When: Feb 21 2020 @ 4:00 PM
Where: 213 Hodson Hall
213 Hodson Hall

4:10 pm Presentation
“A Novel Modality for Continuous, Remote Monitoring of Transcatheter Heart Valves”
Presented by SHANTANU BAILOOR (Adviser: Prof. Mittal)
Transcatheter heart valves (THV) suffer from clinically silent complications which can result in fatal outcomes for the patient. This informs a critical need for continuous monitoring of THVs. We aim to conduct a data-driven, in-silico investigation into the viability of wireless, remote monitoring of prosthetic aortic valve health. To achieve this, we developed reduced-order valve models which are capable to simulating a wide range of valve conditions through simple changes to model parameters. High-fidelity simulations of transvalvular flow in the aorta, with supervised learning methods determine optimal sensor configuration.

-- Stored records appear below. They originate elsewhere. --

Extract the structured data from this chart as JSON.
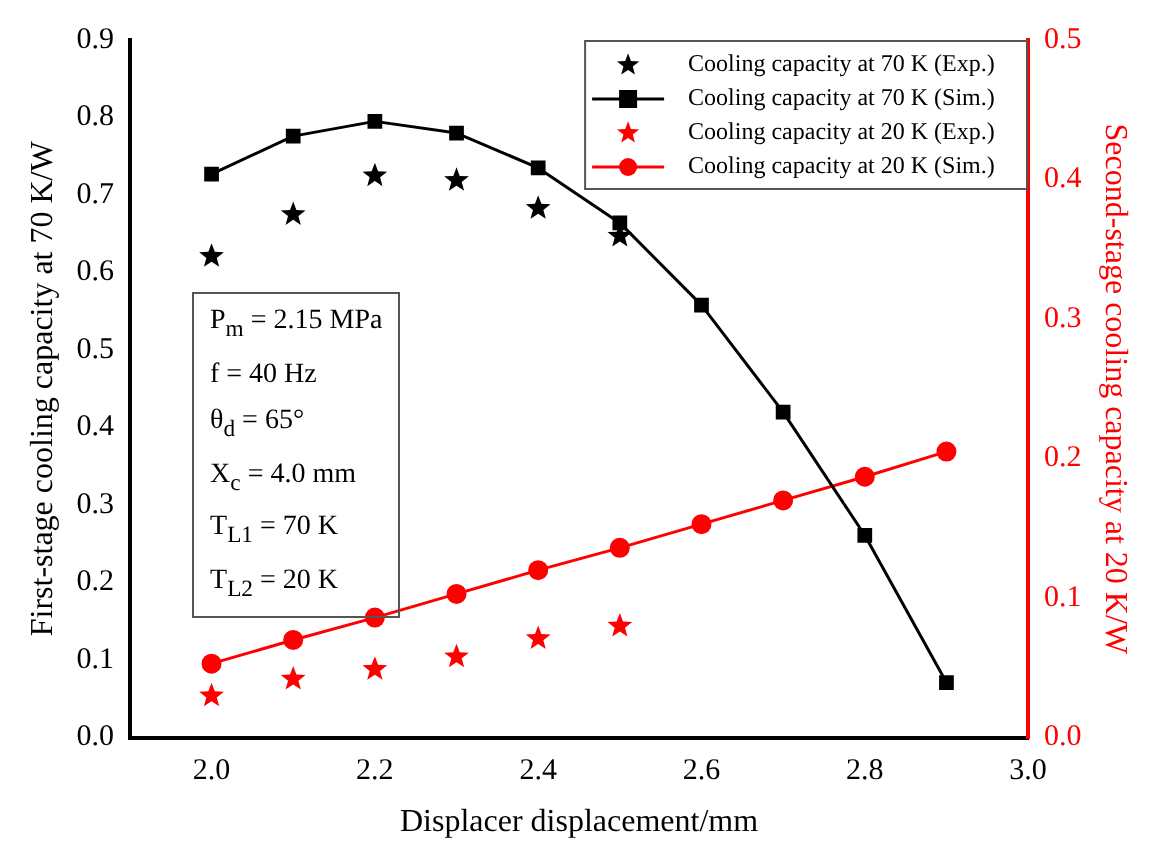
{
  "chart_data": {
    "type": "line",
    "xlabel": "Displacer displacement/mm",
    "ylabel": "First-stage cooling capacity at 70 K/W",
    "y2label": "Second-stage cooling capacity at 20 K/W",
    "xlim": [
      1.9,
      3.0
    ],
    "xticks": [
      {
        "value": 2.0,
        "label": "2.0"
      },
      2.2,
      2.4,
      2.6,
      2.8,
      {
        "value": 3.0,
        "label": "3.0"
      }
    ],
    "ylim": [
      0,
      0.9
    ],
    "yticks": [
      {
        "value": 0,
        "label": "0.0"
      },
      0.1,
      0.2,
      0.3,
      0.4,
      0.5,
      0.6,
      0.7,
      0.8,
      0.9
    ],
    "y2lim": [
      0,
      0.5
    ],
    "y2ticks": [
      {
        "value": 0,
        "label": "0.0"
      },
      0.1,
      0.2,
      0.3,
      0.4,
      0.5
    ],
    "grid": false,
    "legend": "top right",
    "line_style": "solid",
    "series": [
      {
        "name": "Cooling capacity at 70 K (Exp.)",
        "type": "scatter",
        "marker": "star",
        "color": "#000000",
        "x": [
          2.0,
          2.1,
          2.2,
          2.3,
          2.4,
          2.5
        ],
        "values": [
          0.621,
          0.675,
          0.725,
          0.719,
          0.683,
          0.647
        ]
      },
      {
        "name": "Cooling capacity at 70 K (Sim.)",
        "type": "line",
        "marker": "square",
        "color": "#000000",
        "x": [
          2.0,
          2.1,
          2.2,
          2.3,
          2.4,
          2.5,
          2.6,
          2.7,
          2.8,
          2.9
        ],
        "values": [
          0.727,
          0.776,
          0.795,
          0.78,
          0.735,
          0.664,
          0.558,
          0.42,
          0.261,
          0.071
        ]
      },
      {
        "name": "Cooling capacity at 20 K (Exp.)",
        "type": "scatter",
        "marker": "star",
        "axis": "y2",
        "color": "#ff0000",
        "x": [
          2.0,
          2.1,
          2.2,
          2.3,
          2.4,
          2.5
        ],
        "values": [
          0.03,
          0.042,
          0.049,
          0.058,
          0.071,
          0.08
        ]
      },
      {
        "name": "Cooling capacity at 20 K (Sim.)",
        "type": "line",
        "marker": "circle",
        "axis": "y2",
        "color": "#ff0000",
        "x": [
          2.0,
          2.1,
          2.2,
          2.3,
          2.4,
          2.5,
          2.6,
          2.7,
          2.8,
          2.9
        ],
        "values": [
          0.053,
          0.07,
          0.086,
          0.103,
          0.12,
          0.136,
          0.153,
          0.17,
          0.187,
          0.205
        ]
      }
    ],
    "annotations": [
      "P$_{m}$ = 2.15 MPa",
      "f = 40 Hz",
      "θ$_{d}$ = 65°",
      "X$_{c}$ = 4.0 mm",
      "T$_{L1}$ = 70 K",
      "T$_{L2}$ = 20 K"
    ]
  }
}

Preliminary results demonstrate pressure measurements at as few as two discrete locations per valve leaflet can accurately predict its status (“Healthy”/“Reduced mobility”) and quantify its range-of-motion.

4:35 pm Presentation
“DNS of Free-Stream Turbulence Interaction with Curved-Wall Boundary Layer”
Presented by JIHO YOU (Adviser: Prof. Zaki)
Direct numerical simulations (DNS) are performed to examine the effect of free-stream vortical forcing on a turbulent boundary layer over a concave wall. The homogeneous and isotropic free-stream forcing is introduced with intensity Tu = 10% at the inlet and becomes anisotropic on the curved section. Near the onset of the curvature, the skin friction suddenly decreases due to the adverse pressure gradient (APG). In this region, the flow exhibits the typical feature of decelerated boundary layers: decrease in the inner peak of streamwise stress and development of the outer bulge. As the pressure-gradient effect vanishes downstream along the curved surface, the enhancement of the wall-normal and spanwise stresses is more appreciable and the distance between their peaks increases, which is suggestive of the generation of Taylor-Görtler vortices. When the flow is forced by the free-stream turbulence (FST), the outer roll motions are much larger and thus the gap further increases. The coherent motions enhance the shear-stress correlation coefficient in the outer region of the forced flow than in absence of free-stream turbulence. The enlarged roll motions directly ingest FST into the boundary layer, towards the buffer layer on the curved section, which was not observed in the flat-plate study (You & Zaki, 2019), and the large-scale velocity structures strengthened by the curvature and FST more actively modulate the near-wall region.